Вот тогда Раму было по-настоящему страшно. Наверное, в первый и последний раз в жизни.
— Охотник всегда принимает бой, — сказал ему отец,
— И бой этот, единственное, что судится по Справедливости. Жизнь против Жизни.
Рам до сих пор задавался вопросом, что бы сделал отец, если бы змея победила? Ведь у мальчика в руках был лишь детский кинжал, который вручают трехлеткам при отлучении от матери, а змея была с него размером.

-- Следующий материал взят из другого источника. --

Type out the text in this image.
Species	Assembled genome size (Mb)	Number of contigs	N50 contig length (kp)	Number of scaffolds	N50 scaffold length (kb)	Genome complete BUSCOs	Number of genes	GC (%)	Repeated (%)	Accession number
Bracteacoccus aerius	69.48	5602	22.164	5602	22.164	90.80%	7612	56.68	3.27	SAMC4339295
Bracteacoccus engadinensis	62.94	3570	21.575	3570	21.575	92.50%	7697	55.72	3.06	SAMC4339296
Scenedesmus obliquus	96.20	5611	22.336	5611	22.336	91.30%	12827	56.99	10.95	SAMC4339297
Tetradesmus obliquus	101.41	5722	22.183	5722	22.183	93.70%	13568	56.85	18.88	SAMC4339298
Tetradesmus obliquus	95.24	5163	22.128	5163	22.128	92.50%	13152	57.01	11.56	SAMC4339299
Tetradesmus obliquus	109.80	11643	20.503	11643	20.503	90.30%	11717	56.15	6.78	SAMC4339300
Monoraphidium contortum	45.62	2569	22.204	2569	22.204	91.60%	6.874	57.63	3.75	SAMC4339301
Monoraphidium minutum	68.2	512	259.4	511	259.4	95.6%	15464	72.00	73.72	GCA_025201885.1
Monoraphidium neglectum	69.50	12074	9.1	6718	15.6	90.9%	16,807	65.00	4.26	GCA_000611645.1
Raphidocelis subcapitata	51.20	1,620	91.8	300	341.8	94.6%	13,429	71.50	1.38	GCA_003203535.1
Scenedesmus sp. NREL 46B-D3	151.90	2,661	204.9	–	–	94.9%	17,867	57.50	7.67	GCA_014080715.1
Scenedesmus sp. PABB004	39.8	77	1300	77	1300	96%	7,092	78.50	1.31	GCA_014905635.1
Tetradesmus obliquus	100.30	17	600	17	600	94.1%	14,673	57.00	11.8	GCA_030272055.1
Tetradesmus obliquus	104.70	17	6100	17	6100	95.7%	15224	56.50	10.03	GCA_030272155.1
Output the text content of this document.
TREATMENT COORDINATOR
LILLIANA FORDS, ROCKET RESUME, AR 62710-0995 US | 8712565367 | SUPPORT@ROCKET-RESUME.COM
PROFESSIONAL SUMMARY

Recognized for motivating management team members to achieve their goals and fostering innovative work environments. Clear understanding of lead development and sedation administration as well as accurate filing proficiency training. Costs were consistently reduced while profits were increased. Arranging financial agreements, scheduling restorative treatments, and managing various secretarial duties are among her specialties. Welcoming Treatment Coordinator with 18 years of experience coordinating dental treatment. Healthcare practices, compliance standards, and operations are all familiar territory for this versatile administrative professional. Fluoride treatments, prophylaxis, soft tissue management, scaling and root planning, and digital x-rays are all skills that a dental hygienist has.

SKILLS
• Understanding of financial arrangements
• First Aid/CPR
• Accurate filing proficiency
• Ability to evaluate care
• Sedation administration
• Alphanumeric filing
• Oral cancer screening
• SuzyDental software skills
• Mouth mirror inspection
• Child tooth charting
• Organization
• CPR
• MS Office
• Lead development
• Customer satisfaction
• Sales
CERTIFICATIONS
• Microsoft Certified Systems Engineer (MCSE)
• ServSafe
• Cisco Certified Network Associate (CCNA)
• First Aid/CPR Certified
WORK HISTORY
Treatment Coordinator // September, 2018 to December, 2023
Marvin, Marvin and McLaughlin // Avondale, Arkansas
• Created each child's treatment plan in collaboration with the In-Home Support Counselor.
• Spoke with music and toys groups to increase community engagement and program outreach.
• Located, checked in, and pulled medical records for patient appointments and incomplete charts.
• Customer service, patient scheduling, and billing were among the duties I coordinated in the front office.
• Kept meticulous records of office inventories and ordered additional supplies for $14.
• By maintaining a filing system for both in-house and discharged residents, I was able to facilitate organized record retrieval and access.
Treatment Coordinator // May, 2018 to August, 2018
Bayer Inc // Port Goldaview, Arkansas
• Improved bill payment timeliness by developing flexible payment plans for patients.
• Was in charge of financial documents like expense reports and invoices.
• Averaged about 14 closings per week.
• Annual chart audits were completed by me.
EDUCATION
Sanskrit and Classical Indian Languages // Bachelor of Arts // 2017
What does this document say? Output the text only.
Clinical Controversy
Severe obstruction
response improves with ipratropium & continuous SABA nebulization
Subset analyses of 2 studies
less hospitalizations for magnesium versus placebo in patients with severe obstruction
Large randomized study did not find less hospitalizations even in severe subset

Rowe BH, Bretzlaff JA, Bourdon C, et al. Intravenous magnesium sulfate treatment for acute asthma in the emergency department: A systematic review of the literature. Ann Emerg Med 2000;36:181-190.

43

— Наверное змея была ослаблена от ран, — подумал тогда Рам, и отец был уверен, что у мальчика есть все шансы на победу.
Но точный ответ он не знал и знать не хотел, поэтому вопрос так никогда и не задал.
А потом годами учился жить с этим страхом смерти, загнанным в глубину, ощущением, что каждый твой миг может быть последним.
Никто в племени не умел лучше него выследить зверя, никто не знал, как отвести взгляд дикому буйволу во время гона.
Рам с одинаковой легкостью понимал и язык птиц, и язык зверей.
Но никогда больше не останавливал он их гипнозом во время охоты.
Забрать чужую жизнь, можно лишь положив свою на вторую чашу весов.